The building block of the hybrid catalyst is a protein monomer derived from a virus that infects the Bombyx mori silkworm. The researchers introduced the gene that codes for this protein into Escherichia coli bacteria, where the produced monomers formed trimers that, in turn, spontaneously assembled into stable polyhedra crystals (PhCs) by binding to each other through their N-terminal α-helix (H1). Additionally, the researchers introduced a modified version of the formate dehydrogenase (FDH) gene from a species of yeast into the E. coli genome. This gene caused the bacteria to produce FDH enzymes with H1 terminals, leading to the formation of hybrid H1-FDH@PhC crystals within the cells.
The team extracted the hybrid crystals out of the E. coli bacteria through sonication and gradient centrifugation, and soaked them in a solution containing an artificial photosensitizer called eosin Y (EY). As a result, the protein monomers, which had been genetically modified such that their central channel could host an eosin Y molecule, facilitated the stable binding of EY to the hybrid crystal in large quantities.

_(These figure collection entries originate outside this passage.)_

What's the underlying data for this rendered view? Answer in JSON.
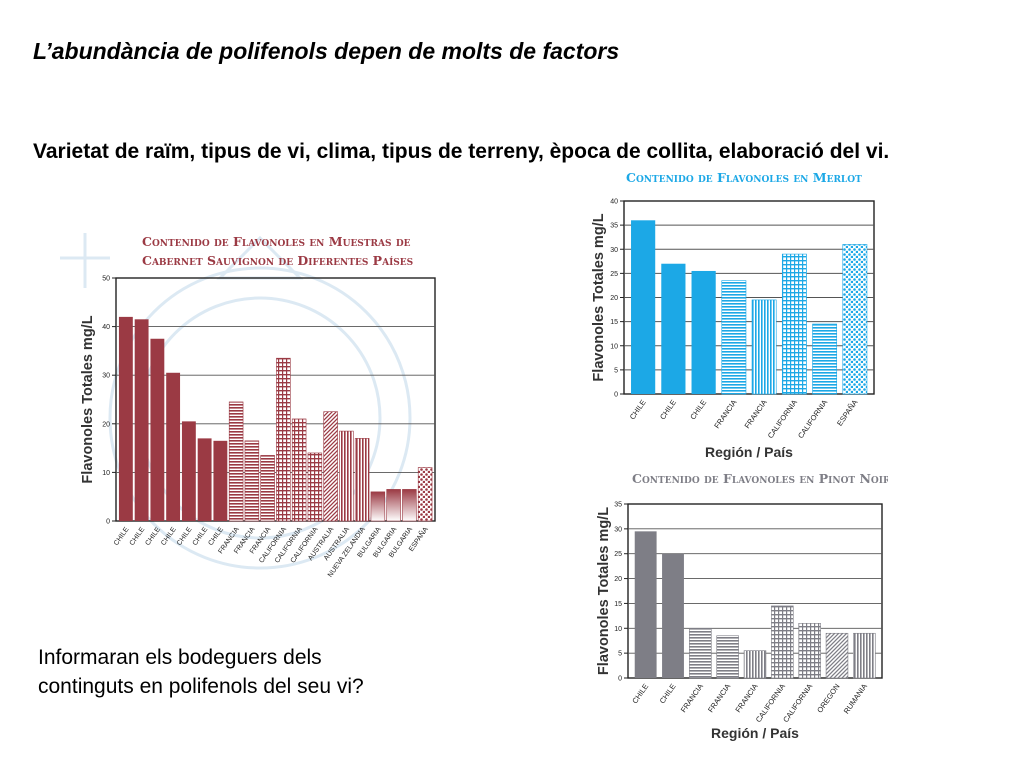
{
  "slide": {
    "title": "L’abundància de polifenols depen de molts de factors",
    "subtitle": "Varietat de raïm, tipus de vi, clima, tipus de terreny, època de collita, elaboració del vi.",
    "question_line1": "Informaran els bodeguers dels",
    "question_line2": "continguts en polifenols del seu vi?"
  },
  "chart_data": [
    {
      "id": "cabernet",
      "type": "bar",
      "title_line1": "Contenido de Flavonoles en Muestras de",
      "title_line2": "Cabernet Sauvignon de Diferentes Países",
      "ylabel": "Flavonoles Totales mg/L",
      "xlabel": "",
      "ylim": [
        0,
        50
      ],
      "yticks": [
        0,
        10,
        20,
        30,
        40,
        50
      ],
      "grid": true,
      "color": "#9b3a44",
      "categories": [
        "CHILE",
        "CHILE",
        "CHILE",
        "CHILE",
        "CHILE",
        "CHILE",
        "CHILE",
        "FRANCIA",
        "FRANCIA",
        "FRANCIA",
        "CALIFORNIA",
        "CALIFORNIA",
        "CALIFORNIA",
        "AUSTRALIA",
        "AUSTRALIA",
        "NUEVA ZELANDIA",
        "BULGARIA",
        "BULGARIA",
        "BULGARIA",
        "ESPAÑA"
      ],
      "values": [
        42,
        41.5,
        37.5,
        30.5,
        20.5,
        17,
        16.5,
        24.5,
        16.5,
        13.5,
        33.5,
        21,
        14,
        22.5,
        18.5,
        17,
        6,
        6.5,
        6.5,
        11
      ],
      "patterns": [
        "solid",
        "solid",
        "solid",
        "solid",
        "solid",
        "solid",
        "solid",
        "hstripe",
        "hstripe",
        "hstripe",
        "grid",
        "grid",
        "grid",
        "diag",
        "vstripe",
        "vstripe",
        "gradient",
        "gradient",
        "gradient",
        "dots"
      ]
    },
    {
      "id": "merlot",
      "type": "bar",
      "title": "Contenido de Flavonoles en Merlot",
      "ylabel": "Flavonoles Totales mg/L",
      "xlabel": "Región / País",
      "ylim": [
        0,
        40
      ],
      "yticks": [
        0,
        5,
        10,
        15,
        20,
        25,
        30,
        35,
        40
      ],
      "grid": true,
      "color": "#1ca8e6",
      "categories": [
        "CHILE",
        "CHILE",
        "CHILE",
        "FRANCIA",
        "FRANCIA",
        "CALIFORNIA",
        "CALIFORNIA",
        "ESPAÑA"
      ],
      "values": [
        36,
        27,
        25.5,
        23.5,
        19.5,
        29,
        14.5,
        31
      ],
      "patterns": [
        "solid",
        "solid",
        "solid",
        "hstripe",
        "vstripe",
        "grid",
        "hstripe",
        "dots"
      ]
    },
    {
      "id": "pinot",
      "type": "bar",
      "title": "Contenido de Flavonoles en Pinot Noir",
      "ylabel": "Flavonoles Totales mg/L",
      "xlabel": "Región / País",
      "ylim": [
        0,
        35
      ],
      "yticks": [
        0,
        5,
        10,
        15,
        20,
        25,
        30,
        35
      ],
      "grid": true,
      "color": "#7e7e86",
      "categories": [
        "CHILE",
        "CHILE",
        "FRANCIA",
        "FRANCIA",
        "FRANCIA",
        "CALIFORNIA",
        "CALIFORNIA",
        "OREGON",
        "RUMANIA"
      ],
      "values": [
        29.5,
        25,
        10,
        8.5,
        5.5,
        14.5,
        11,
        9,
        9
      ],
      "patterns": [
        "solid",
        "solid",
        "hstripe",
        "hstripe",
        "vstripe",
        "grid",
        "grid",
        "diag",
        "vstripe"
      ]
    }
  ]
}
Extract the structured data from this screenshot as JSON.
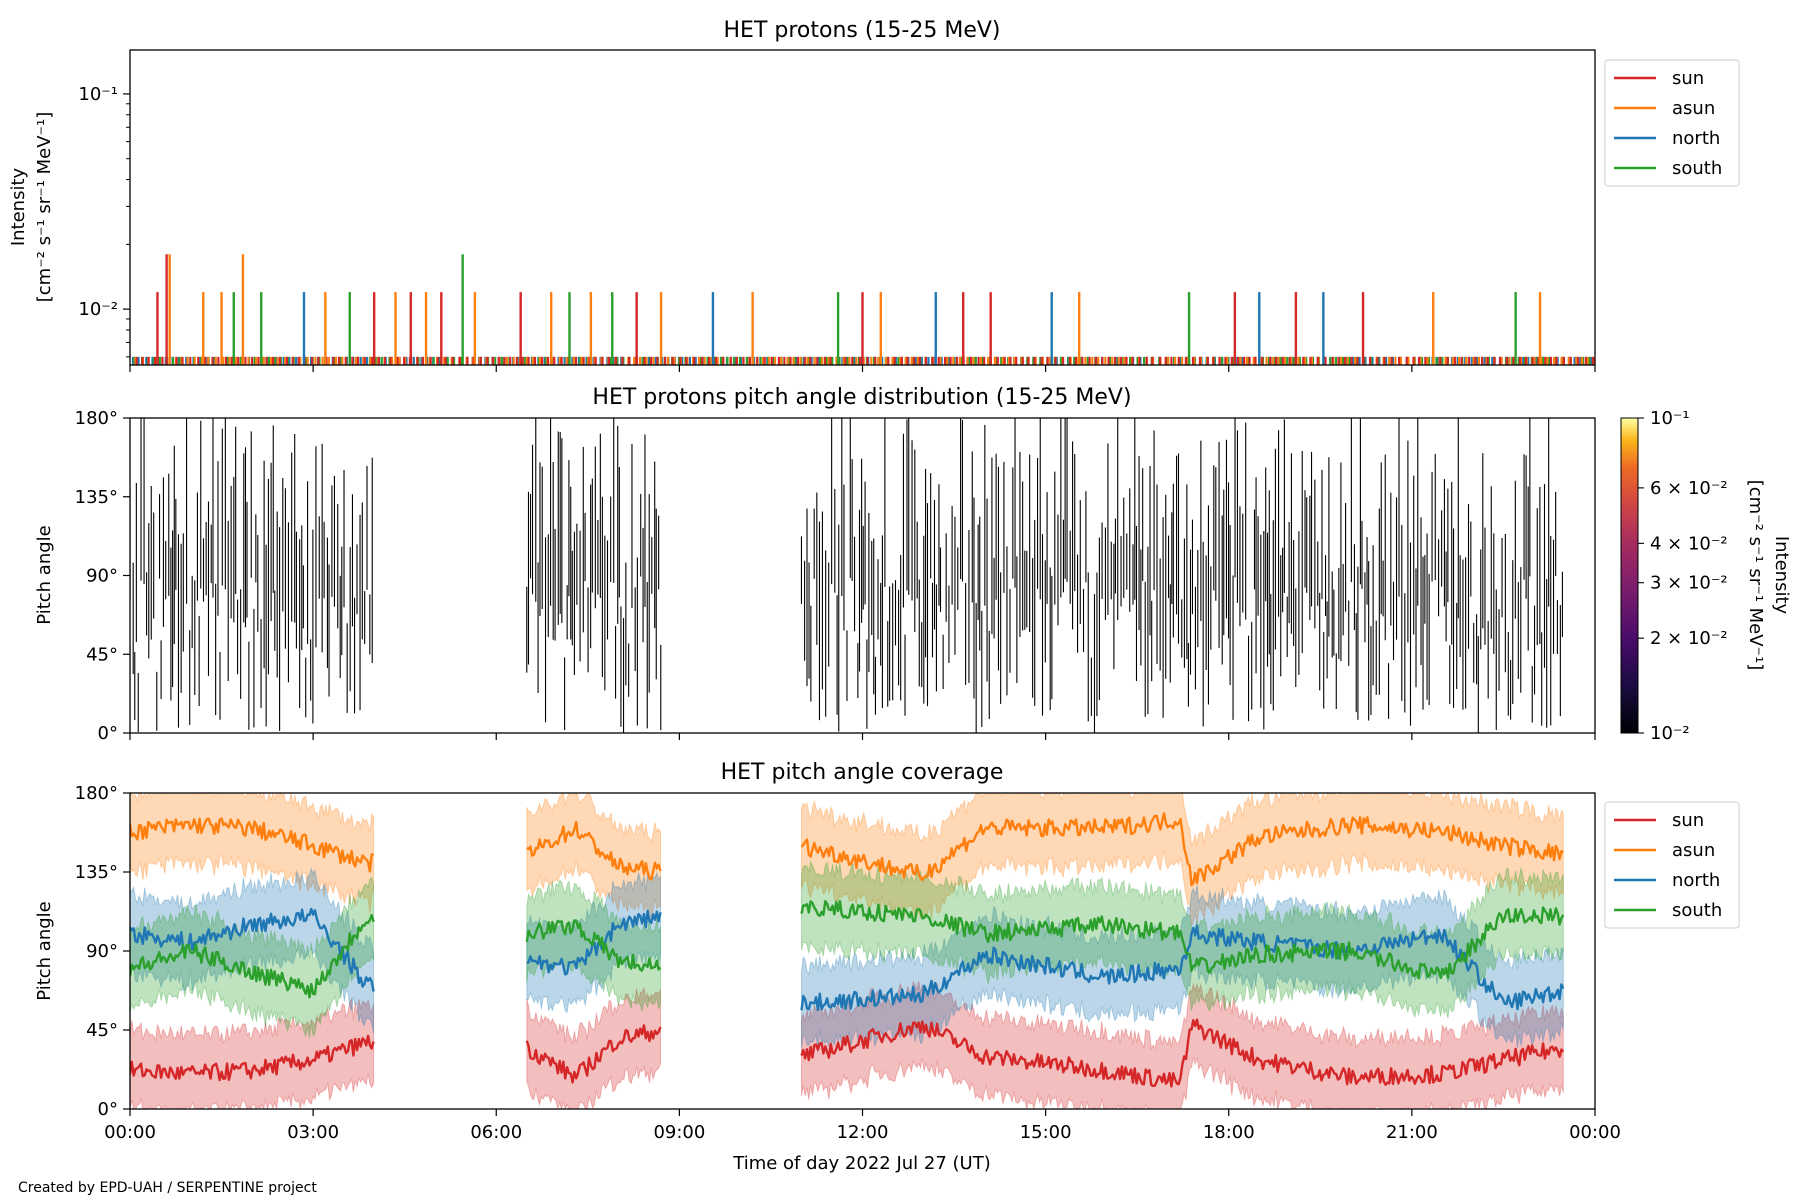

The team was able to create highly active, recyclable, and thermally stable EY•H1-FDH@PhC catalysts that, when exposed to light, can convert carbon dioxide (CO2) into formate (HCOO), mimicking photosynthesis. Furthermore, when compared to the free enzyme, they maintained 94.4% of their catalytic activity after immobilization.
“The proposed hybrid crystal’s conversion efficiency was an order of magnitude higher than that of previously reported compounds for enzymatic artificial photosynthesis based on FDH,” Prof. Ueno emphasizes. “Moreover, after undergoing both in vivo and in vitro engineering processes, the hybrid PhC remained in the solid protein assembly state, demonstrating the remarkable crystallizing capacity and strong plasticity of PhCs as encapsulating scaffolds.”